O tradicional grupo Zé Pereira da Chácara, famoso pelos bonecões que desfilam nos dias de carnaval pelas ruas da cidade histórica de Mariana, na Região Central de Minas Gerais, desde o século XIX, está ameaçado de extinção. Uma dívida ativa no município e um processo no Tribunal de Contas do Estado de Minas Gerais (TCE-MG) ultrapassa R$ 170 mil.
“Podemos dizer que essa é a pior fase que o Zé Pereira enfrentou desde a sua criação e olha que segundo memória oral dos moradores mais antigos, o bloco foi fundado em 1846 e de lá para cá já enfrentou diversos desafios” afirma o presidente da Organização Folclórica Zé Pereira da Chácara, Darlan Ferreira.
O presidente do grupo conta que descobriu o valor exato da dívida depois de assumir o cargo em outubro de 2023. Ele conta que após o grupo Zé Pereira da Chácara ser tombado como patrimônio imaterial da cidade de Mariana, no ano de 2013, a agremiação conseguiu, em 2017, por meio do Conselho Municipal do Patrimônio Cultural de Mariana (Compat) um valor de aproximadamente R$ 90 mil para a reforma dos bonecos e da sede da organização.
De acordo com o relatório do TCE-MG, o processo foi instaurado porque houve omissão no dever de prestação de contas sobre o apoio financeiro dado pela prefeitura ao grupo cultural.
Darlan relata que páginas de livro da ATA das reuniões foram arrancadas e assim ficou difícil de rastrear o caminho do dinheiro recebido em 2017 para a reformados bonecos e do Complexo Desportivo Toca do Zé Pereira, a sede do grupo, que segundo o atual presidente ainda está precisando de reformas.
“Por falta de prestações de contas pela gestão anterior e com o acréscimo de juros, o valor atual da dívida é de R$177 mil, estou avaliando a possibilidade de entrar na justiça para obter respostas sobre os recursos recebidos em 2017”.

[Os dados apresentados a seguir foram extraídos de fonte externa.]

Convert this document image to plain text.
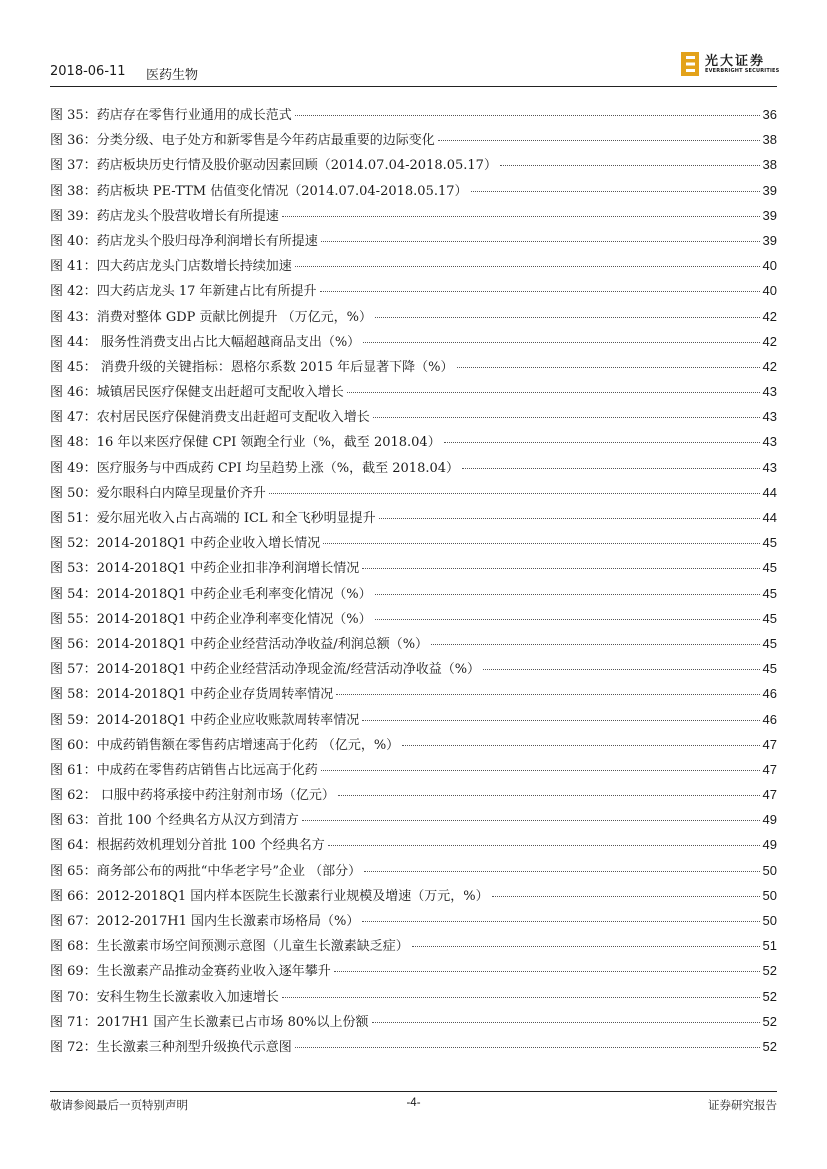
2018-06-11 医药生物
光大证券
EVERBRIGHT SECURITIES
图 35：药店存在零售行业通用的成长范式	36
图 36：分类分级、电子处方和新零售是今年药店最重要的边际变化	38
图 37：药店板块历史行情及股价驱动因素回顾（2014.07.04-2018.05.17）	38
图 38：药店板块 PE-TTM 估值变化情况（2014.07.04-2018.05.17）	39
图 39：药店龙头个股营收增长有所提速	39
图 40：药店龙头个股归母净利润增长有所提速	39
图 41：四大药店龙头门店数增长持续加速	40
图 42：四大药店龙头 17 年新建占比有所提升	40
图 43：消费对整体 GDP 贡献比例提升 （万亿元，%）	42
图 44： 服务性消费支出占比大幅超越商品支出（%）	42
图 45： 消费升级的关键指标：恩格尔系数 2015 年后显著下降（%）	42
图 46：城镇居民医疗保健支出赶超可支配收入增长	43
图 47：农村居民医疗保健消费支出赶超可支配收入增长	43
图 48：16 年以来医疗保健 CPI 领跑全行业（%，截至 2018.04）	43
图 49：医疗服务与中西成药 CPI 均呈趋势上涨（%，截至 2018.04）	43
图 50：爱尔眼科白内障呈现量价齐升	44
图 51：爱尔屈光收入占占高端的 ICL 和全飞秒明显提升	44
图 52：2014-2018Q1 中药企业收入增长情况	45
图 53：2014-2018Q1 中药企业扣非净利润增长情况	45
图 54：2014-2018Q1 中药企业毛利率变化情况（%）	45
图 55：2014-2018Q1 中药企业净利率变化情况（%）	45
图 56：2014-2018Q1 中药企业经营活动净收益/利润总额（%）	45
图 57：2014-2018Q1 中药企业经营活动净现金流/经营活动净收益（%）	45
图 58：2014-2018Q1 中药企业存货周转率情况	46
图 59：2014-2018Q1 中药企业应收账款周转率情况	46
图 60：中成药销售额在零售药店增速高于化药 （亿元，%）	47
图 61：中成药在零售药店销售占比远高于化药	47
图 62： 口服中药将承接中药注射剂市场（亿元）	47
图 63：首批 100 个经典名方从汉方到清方	49
图 64：根据药效机理划分首批 100 个经典名方	49
图 65：商务部公布的两批“中华老字号”企业 （部分）	50
图 66：2012-2018Q1 国内样本医院生长激素行业规模及增速（万元，%）	50
图 67：2012-2017H1 国内生长激素市场格局（%）	50
图 68：生长激素市场空间预测示意图（儿童生长激素缺乏症）	51
图 69：生长激素产品推动金赛药业收入逐年攀升	52
图 70：安科生物生长激素收入加速增长	52
图 71：2017H1 国产生长激素已占市场 80%以上份额	52
图 72：生长激素三种剂型升级换代示意图	52
敬请参阅最后一页特别声明	-4-	证券研究报告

O presidente afirma que com a atual dívida, a Organização Folclórica Zé Pereira da Chácara está impedida de receber recursos do município e com a aproximação do carnaval de 2024, a preocupação dos membros tem aumentado com a possibilidade de não ter recursos e tempo para as reformas do bonecos gigantes. “Tivemos o apoio financeiro no valor de R$ 5 mil de uma empresa, esse valor ajuda, mas não possibilita a continuidade das nossas atividades”.
A reportagem procurou a ex-presidente da Organização Folclórica Zé Pereira da Chácara, Maria José Batista, mas até o final desta matéria não obteve resposta.

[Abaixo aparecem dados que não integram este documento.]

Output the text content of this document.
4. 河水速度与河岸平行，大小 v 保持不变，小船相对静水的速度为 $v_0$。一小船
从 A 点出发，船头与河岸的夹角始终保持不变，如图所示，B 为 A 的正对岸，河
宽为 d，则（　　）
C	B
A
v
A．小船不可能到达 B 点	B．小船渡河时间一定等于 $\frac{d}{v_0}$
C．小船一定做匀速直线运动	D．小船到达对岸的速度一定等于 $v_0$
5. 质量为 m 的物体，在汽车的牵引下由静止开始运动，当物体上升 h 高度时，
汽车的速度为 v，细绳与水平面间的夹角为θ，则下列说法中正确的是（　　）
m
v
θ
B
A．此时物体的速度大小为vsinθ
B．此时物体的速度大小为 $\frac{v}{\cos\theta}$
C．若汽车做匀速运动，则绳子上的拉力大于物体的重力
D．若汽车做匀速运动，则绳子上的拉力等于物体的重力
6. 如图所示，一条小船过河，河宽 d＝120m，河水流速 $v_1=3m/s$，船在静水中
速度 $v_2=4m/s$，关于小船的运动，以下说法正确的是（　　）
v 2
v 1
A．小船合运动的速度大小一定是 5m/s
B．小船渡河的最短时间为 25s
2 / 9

De acordo com vereador, Juliano Gonçalves (Cidadania), a dívida impede o zé pereira de receber os repasse e subvenções da prefeitura e que o Legislativo vai realizar um reunião na Câmara Municipal com a presença da prefeitura e Procuradoria Geral do Município para encontrar uma solução.
Sobre o Zé Pereira da Chácara
A presença dos cortejos dos catitões “Zé Pereiras” remonta às antigas festas do Rei Momo no Brasil do século XIX. A tradição de desfilar no dias de carnaval com bonecos cabeçudos veio de Portugal e a brincadeira foi incorporada em diversas cidades brasileiras.

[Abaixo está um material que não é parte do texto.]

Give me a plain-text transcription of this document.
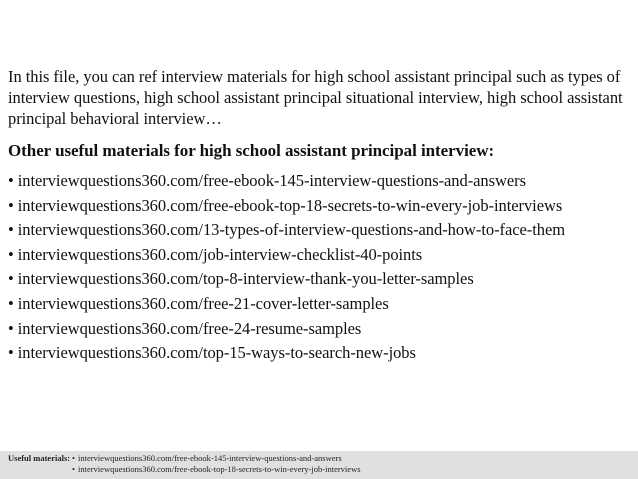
In this file, you can ref interview materials for high school assistant principal such as types of interview questions, high school assistant principal situational interview, high school assistant principal behavioral interview…

Other useful materials for high school assistant principal interview:
• interviewquestions360.com/free-ebook-145-interview-questions-and-answers
• interviewquestions360.com/free-ebook-top-18-secrets-to-win-every-job-interviews
• interviewquestions360.com/13-types-of-interview-questions-and-how-to-face-them
• interviewquestions360.com/job-interview-checklist-40-points
• interviewquestions360.com/top-8-interview-thank-you-letter-samples
• interviewquestions360.com/free-21-cover-letter-samples
• interviewquestions360.com/free-24-resume-samples
• interviewquestions360.com/top-15-ways-to-search-new-jobs
Useful materials: • interviewquestions360.com/free-ebook-145-interview-questions-and-answers
• interviewquestions360.com/free-ebook-top-18-secrets-to-win-every-job-interviews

De acordo com o dossiê de registro do grupo Zé Pereira da Chácara, o primeiro documento da tradição surgiu na primeira cidade de Minas Gerais em 1899 por um jornal católico. O documento relata que a festa começou com batuques feitos por pessoas escravizadas que pertenciam à Chácara do Barão. A festa era conhecida como “Momento da Alegria” momento em que os escravizados pintavam burros e se pintavam e saíam pelas ruas de Mariana.
Segundo o dossiê essa tradição antecede os registros do jornal católico e relata que um sapateiro português, em 1846, confeccionou os primeiros catitões e ensinou aos moradores da chácara, a tradição que dura até os atuais dias.
"A despretensiosa brincadeira se tornou uma das mais antigas manifestações culturais do estado. Atualmente são mais de 100 bonecos, nos dias de carnaval costumamos homenagear os importantes escritores e historiadores que fazem parte de Mariana, como Fernando Moraes, Hebe Rôla e Alphonsus de Guimaraens”.